# Maruishi RX-7??? Starter bike???



## Derek4Real (Aug 4, 2005)

Anyone ever here of a Japanese road bike called a Maruishi RX-7? I think this might make a good cheep starter bike that I could trash. Could be a steal for under $200??

***Bike Specifications*** 
Brand:	Maruishi 
Model:	RX-7 
Type:	Road racer 
Year:	1993 
Frame size: height	64 cm center to top 
length of top bar cntr-cntr 63 cm from cntr to center long. 
Stand-Over height: 34.5 inches tall ( inseam) 
Cranks: 175mm 
Drop outs Horizontal 
Rear Drop out spacing 128 mm 
Stand-Over height: 34.5inches tall 
Frame Material: EXO CR-MO Steel quadruple butted 
Frame Construction: Steel 
Manufacturing origin: Japan 
Fork Material: Steel 
Head Set 1 inch Alloy 
Brake type: Calliper 
Shifter type: 12 indexed shifters 
Number of speeds: 12 speed 
Components: Shimano 105 
Tire Size: 700c Araya Presta tires 
Wheels Quick Release: both QR 
Color/Frame: Champagne 
Seat Post 2 piece alloy 
pedals Shimano 105 metal pedals 
Saddle Vetta black leather 

Any opinions???


----------



## Derek4Real (Aug 4, 2005)

Ahhh it sold... grrrr someone delete this post... thanks


----------



## Rthur2sheds (Jul 30, 2004)

I saw that bike! It looked brand-new!

I almost bought it as it WAS a good deal. 

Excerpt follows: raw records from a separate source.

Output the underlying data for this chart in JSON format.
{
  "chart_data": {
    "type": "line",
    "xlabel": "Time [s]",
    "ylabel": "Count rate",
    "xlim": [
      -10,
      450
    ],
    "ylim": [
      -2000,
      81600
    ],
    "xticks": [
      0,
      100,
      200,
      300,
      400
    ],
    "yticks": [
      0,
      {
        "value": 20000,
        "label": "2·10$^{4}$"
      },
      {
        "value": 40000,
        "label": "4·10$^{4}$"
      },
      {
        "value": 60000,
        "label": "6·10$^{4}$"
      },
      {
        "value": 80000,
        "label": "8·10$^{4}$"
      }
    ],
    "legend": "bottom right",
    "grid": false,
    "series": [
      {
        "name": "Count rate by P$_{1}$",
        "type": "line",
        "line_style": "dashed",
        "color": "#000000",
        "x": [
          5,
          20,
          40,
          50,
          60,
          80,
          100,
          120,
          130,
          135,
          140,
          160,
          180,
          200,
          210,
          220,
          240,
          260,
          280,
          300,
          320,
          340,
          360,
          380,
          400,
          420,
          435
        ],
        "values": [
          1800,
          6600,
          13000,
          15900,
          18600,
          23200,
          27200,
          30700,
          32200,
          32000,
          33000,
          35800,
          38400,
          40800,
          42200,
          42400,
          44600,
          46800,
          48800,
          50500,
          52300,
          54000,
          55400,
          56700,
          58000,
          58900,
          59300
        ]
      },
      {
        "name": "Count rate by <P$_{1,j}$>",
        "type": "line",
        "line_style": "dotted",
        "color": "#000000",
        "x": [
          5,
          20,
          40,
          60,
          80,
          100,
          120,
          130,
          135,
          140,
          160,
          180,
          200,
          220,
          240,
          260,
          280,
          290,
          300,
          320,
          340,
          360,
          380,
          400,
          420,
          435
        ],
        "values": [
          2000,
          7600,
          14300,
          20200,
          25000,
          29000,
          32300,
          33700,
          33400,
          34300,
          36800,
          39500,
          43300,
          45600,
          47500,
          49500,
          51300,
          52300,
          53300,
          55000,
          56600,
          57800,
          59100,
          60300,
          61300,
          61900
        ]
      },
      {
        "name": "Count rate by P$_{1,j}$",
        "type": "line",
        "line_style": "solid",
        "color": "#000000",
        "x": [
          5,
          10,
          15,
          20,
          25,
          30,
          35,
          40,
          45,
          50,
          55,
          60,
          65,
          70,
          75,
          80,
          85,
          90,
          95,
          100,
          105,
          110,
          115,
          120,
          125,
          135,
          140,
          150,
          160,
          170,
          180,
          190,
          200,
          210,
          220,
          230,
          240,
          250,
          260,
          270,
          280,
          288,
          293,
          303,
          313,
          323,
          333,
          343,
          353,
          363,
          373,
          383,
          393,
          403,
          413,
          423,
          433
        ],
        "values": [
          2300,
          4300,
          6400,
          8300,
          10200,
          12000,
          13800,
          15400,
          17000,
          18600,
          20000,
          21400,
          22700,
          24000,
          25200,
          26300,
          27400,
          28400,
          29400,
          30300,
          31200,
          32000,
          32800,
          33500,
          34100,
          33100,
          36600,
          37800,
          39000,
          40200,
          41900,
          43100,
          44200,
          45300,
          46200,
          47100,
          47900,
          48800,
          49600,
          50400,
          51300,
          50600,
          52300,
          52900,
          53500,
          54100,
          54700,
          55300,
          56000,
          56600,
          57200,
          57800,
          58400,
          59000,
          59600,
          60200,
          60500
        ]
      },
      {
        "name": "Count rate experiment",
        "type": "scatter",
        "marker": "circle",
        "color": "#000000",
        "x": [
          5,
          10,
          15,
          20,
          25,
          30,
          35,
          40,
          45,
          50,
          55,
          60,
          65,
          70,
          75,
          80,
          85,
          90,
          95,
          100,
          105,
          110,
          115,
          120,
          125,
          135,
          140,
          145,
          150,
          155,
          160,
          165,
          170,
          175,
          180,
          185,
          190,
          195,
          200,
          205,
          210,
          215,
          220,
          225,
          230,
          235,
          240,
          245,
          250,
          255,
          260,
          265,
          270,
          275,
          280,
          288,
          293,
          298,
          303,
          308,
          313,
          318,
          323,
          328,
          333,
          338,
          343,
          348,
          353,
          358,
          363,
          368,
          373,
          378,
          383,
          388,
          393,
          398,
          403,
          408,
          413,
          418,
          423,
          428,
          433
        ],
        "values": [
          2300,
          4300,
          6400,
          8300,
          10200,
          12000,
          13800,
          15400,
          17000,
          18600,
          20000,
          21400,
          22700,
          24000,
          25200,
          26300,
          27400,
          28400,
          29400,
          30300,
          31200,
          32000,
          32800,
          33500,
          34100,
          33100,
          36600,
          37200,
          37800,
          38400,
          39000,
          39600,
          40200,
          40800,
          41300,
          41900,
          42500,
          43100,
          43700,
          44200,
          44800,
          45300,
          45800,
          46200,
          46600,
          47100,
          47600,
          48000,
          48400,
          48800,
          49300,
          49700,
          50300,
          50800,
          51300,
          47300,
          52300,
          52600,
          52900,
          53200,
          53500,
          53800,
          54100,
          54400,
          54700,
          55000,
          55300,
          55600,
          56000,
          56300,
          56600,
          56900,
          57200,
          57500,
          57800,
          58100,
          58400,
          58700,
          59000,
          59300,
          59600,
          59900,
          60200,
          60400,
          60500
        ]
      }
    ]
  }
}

If you're interested, I have a 63cm Raleigh Grand Prix with similar components that I might be willing to part with. I hafta think about it...you know...hard to let things go sometimes...LOL


----------



## Derek4Real (Aug 4, 2005)

Just let me know the specs and $ and what you might think it will cost for shipping... thanks for looking out...


----------



## Rthur2sheds (Jul 30, 2004)

*my big mouth...*

Derek4real...

I picked up the Raleigh on eBay a few months ago for my nephew as payment for painting my front porch...he never finished the porch, so he never got the bike. The day after my last post, he calls up and wants to finish/pick up the bike...so there it is...sorry, dude.

I'll keep my eyes peeled for you... how 'bout this one?

http://cgi.ebay.com/ws/eBayISAPI.dll?ViewItem&item=7176357086&rd=1&sspagename=STRK:MEWA:IT&rd=1
.
bob~


----------